**Дневник. 12 октября.**
Наш дедушка, Николай Семёнович, в семьдесят лет оставался опорой всей нашей большой семьи. Его слово было законом, а мудрость — путеводной звездой. Мы, его дети, внуки и правнуки, всегда к нему прислушивались. Так было… раньше. Николай Семёнович и бабушка Людмила прожили душа в душу больше сорока лет. Вместе они вырастили двоих детей, троих внуков и даже трёх правнуков. Наша семья была настоящим родом — крепким, сплочённым, где делили и радость, и горе.
Их дом в тихой деревне под Пермью, с большим садом и огородом, казался нам вторым домом. Вечно в трудах, они удивляли нас своей энергией. Мы собирались на все праздники, ездили на озеро Байкал, а для них самих устраивали отдых в санаториях Крыма. Деньги складывали вместе, старались, чтобы старики ни в чём не нуждались. А они, в свою очередь, никогда не оставляли нас без поддержки — то соленьями пришлют, то деньгами помогут, а однажды и на квартиру молодым подкинули. Их любовь была бесценной.
Но три года назад бабушка умерла, и всё перевернулось. Дед остался один, и мы видели, как он мучается. Закапывался в хозяйство, лишь бы не думать. Дом требовал сил, а их становилось меньше. Мы умоляли его перебраться в город — зачем одному мучиться? Но он лишь отмахивался:
— Земля тут моя. Здесь жил, здесь и умру. А хозяйство не брошу. Да и Валентина помогает.
Валентина, соседка, стала навещать его всё чаще. Сначала приносила еду — дед в готовке не мастер. Мы даже радовались: пусть хоть кто-то о нём заботится. Но потом она перебралась к нему насовсем. И дед ожил — улыбался, глаза блестели. Мы приезжали, старались не терять связь.

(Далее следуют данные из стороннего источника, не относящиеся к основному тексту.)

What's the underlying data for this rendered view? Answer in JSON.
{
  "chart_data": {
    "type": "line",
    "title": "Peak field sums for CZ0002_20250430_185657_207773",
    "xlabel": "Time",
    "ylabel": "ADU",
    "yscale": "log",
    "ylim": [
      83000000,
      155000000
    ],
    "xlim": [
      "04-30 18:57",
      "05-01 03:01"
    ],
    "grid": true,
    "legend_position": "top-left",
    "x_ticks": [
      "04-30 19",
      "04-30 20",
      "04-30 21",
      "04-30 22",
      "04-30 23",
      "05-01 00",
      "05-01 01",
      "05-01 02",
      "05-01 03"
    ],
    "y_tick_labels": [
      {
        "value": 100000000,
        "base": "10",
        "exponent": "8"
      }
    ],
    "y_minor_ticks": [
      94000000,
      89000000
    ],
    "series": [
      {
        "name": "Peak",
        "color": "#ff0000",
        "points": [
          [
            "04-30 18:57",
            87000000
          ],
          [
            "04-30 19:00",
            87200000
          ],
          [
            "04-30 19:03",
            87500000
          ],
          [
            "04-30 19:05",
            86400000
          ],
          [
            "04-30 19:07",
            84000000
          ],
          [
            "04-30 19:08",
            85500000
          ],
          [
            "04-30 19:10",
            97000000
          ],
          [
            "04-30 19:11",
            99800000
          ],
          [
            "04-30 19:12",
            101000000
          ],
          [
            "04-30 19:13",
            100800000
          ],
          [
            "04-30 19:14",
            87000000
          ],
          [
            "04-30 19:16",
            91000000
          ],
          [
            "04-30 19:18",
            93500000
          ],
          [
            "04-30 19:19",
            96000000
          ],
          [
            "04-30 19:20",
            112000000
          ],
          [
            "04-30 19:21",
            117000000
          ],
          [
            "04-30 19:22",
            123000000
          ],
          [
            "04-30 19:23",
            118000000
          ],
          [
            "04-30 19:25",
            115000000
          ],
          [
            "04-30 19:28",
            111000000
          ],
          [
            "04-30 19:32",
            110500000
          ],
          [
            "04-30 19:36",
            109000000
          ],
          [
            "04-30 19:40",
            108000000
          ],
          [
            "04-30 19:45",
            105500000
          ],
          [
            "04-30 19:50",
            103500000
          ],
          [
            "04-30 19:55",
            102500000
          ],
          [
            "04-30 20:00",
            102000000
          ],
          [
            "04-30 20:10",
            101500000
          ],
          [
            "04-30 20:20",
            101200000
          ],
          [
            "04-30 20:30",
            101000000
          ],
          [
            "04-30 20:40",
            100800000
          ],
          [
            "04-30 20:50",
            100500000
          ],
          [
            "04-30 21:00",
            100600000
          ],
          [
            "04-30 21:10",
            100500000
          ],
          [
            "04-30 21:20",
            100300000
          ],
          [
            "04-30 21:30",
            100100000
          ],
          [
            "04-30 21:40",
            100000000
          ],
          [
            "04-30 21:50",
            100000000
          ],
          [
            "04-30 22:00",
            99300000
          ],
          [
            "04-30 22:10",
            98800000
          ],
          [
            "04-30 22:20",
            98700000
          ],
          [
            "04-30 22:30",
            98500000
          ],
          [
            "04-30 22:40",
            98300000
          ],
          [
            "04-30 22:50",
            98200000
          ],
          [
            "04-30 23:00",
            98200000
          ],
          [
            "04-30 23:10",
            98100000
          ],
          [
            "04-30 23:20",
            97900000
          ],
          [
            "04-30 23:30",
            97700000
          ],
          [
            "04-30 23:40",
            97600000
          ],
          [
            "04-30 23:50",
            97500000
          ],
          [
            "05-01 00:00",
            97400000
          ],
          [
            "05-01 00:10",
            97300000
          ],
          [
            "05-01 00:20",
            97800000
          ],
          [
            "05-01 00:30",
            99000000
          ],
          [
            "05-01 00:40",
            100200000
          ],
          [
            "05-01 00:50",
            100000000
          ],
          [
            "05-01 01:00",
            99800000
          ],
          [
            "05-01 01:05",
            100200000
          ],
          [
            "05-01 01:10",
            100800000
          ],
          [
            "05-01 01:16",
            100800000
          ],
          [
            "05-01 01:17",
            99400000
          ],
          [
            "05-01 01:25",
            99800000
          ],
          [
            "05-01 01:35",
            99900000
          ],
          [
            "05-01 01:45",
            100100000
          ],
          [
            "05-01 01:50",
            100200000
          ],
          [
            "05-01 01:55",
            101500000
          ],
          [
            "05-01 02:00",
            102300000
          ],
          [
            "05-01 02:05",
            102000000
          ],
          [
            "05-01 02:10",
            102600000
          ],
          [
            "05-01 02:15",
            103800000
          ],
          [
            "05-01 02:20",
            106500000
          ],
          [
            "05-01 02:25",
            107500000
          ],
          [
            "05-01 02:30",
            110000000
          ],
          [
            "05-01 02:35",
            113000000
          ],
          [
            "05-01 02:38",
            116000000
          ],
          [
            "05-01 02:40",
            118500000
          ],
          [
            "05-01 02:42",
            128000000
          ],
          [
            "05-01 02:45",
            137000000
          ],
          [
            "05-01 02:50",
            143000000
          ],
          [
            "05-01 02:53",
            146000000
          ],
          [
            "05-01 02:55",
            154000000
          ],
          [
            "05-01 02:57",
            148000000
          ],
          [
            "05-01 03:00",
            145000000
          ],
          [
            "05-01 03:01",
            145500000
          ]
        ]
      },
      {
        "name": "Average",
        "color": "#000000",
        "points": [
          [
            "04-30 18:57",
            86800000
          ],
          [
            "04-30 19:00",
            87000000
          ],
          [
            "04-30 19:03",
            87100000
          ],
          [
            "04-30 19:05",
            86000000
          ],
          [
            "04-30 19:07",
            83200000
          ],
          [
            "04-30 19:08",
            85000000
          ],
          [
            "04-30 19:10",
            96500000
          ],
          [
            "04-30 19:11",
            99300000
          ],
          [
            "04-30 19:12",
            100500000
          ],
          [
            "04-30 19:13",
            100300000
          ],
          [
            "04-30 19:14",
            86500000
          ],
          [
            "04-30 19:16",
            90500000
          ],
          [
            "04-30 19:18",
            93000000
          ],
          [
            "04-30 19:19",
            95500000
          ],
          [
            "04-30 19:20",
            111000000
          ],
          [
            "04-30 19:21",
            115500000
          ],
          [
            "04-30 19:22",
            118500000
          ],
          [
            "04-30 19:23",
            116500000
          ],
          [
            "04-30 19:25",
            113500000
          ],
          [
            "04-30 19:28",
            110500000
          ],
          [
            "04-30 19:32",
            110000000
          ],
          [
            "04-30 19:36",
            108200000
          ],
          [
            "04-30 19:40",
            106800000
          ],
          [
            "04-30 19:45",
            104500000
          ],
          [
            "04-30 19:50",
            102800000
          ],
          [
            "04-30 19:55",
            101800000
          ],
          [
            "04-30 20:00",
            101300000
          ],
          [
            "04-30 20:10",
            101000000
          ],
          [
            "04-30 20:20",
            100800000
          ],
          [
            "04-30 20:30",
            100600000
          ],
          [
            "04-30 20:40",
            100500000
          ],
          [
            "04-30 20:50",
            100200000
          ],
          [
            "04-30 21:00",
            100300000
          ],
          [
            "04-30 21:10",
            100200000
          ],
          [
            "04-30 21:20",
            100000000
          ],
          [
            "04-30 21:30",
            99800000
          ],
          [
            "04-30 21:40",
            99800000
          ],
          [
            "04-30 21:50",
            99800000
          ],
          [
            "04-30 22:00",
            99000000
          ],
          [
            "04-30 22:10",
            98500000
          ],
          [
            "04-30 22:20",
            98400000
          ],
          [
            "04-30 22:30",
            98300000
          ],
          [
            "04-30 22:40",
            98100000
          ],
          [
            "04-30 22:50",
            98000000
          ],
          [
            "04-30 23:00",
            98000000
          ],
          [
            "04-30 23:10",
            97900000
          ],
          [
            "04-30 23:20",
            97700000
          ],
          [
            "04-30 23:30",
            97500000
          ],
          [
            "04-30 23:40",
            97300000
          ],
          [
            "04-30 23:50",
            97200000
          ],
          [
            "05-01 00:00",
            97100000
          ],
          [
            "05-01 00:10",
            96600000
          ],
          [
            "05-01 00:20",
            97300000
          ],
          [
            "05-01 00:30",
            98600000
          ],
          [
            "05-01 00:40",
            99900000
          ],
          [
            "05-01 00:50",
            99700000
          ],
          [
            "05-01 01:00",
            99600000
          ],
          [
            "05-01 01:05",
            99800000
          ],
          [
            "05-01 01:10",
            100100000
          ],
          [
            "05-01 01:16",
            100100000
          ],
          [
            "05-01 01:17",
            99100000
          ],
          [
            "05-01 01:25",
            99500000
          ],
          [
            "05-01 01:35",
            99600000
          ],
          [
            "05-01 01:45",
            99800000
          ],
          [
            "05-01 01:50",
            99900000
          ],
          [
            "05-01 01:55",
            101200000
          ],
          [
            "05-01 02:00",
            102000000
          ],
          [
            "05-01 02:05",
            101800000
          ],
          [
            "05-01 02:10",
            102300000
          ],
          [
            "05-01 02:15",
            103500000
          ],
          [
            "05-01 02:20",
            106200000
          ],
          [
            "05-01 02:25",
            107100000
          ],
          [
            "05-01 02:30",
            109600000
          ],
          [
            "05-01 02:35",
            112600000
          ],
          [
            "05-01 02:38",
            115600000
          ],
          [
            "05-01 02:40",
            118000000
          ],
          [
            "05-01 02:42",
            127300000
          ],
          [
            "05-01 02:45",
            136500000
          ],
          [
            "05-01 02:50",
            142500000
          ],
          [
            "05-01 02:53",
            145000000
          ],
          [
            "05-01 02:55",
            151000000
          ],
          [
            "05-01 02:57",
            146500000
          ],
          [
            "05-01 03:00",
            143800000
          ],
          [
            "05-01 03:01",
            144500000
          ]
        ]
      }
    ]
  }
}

Валентина с самого начала настораживала. В её поведении было что-то… чужое. Но мы глушили тревогу: главное, чтобы деду было хорошо. А потом, спустя год после смерти бабушки, они объявили, что женятся. Будто нож в сердце. Никто не ждал такого. Дед просто поставил нас перед фактом.
На свадьбу поехали не все. Отец, старший сын, не смог сдержать ярости. Говорил, что дед предал бабушкину память. Тогда в семье и начался разлад. Но хуже всего стало потом, когда Валентина, став женой, скинула маску.
Теперь к деду нельзя было приехать без звонка — требовала предупреждать заранее. Наши общие праздники отменились. Они теперь встречались только с её роднёй, а мы словно перестали существовать. Даже внуки, которых он раньше обожал, оказались забыты.
А потом выяснилось, что бабушкины украшения, которые должны были остаться в семье, Валентина отдала своим дочерям. Мы пытались поговорить, но она стояла за спиной, влезала в разговоры, заставляла включать громкую связь. В те редкие мгновения, когда её не было рядом, дед отворачивался. Он стал чужим. Будто мы для него — просто тени прошлого.
Мы не дом и не деньги хотели вернуть. Мы хотели семью. Но он лишь бросал: «Не лезьте в мою новую жизнь». Эти слова резали больнее всего. Как тот, кто был для нас всем, мог так отвернуться? И что теперь делать, если наша семья, такая крепкая когда-то, рушится у нас на глазах?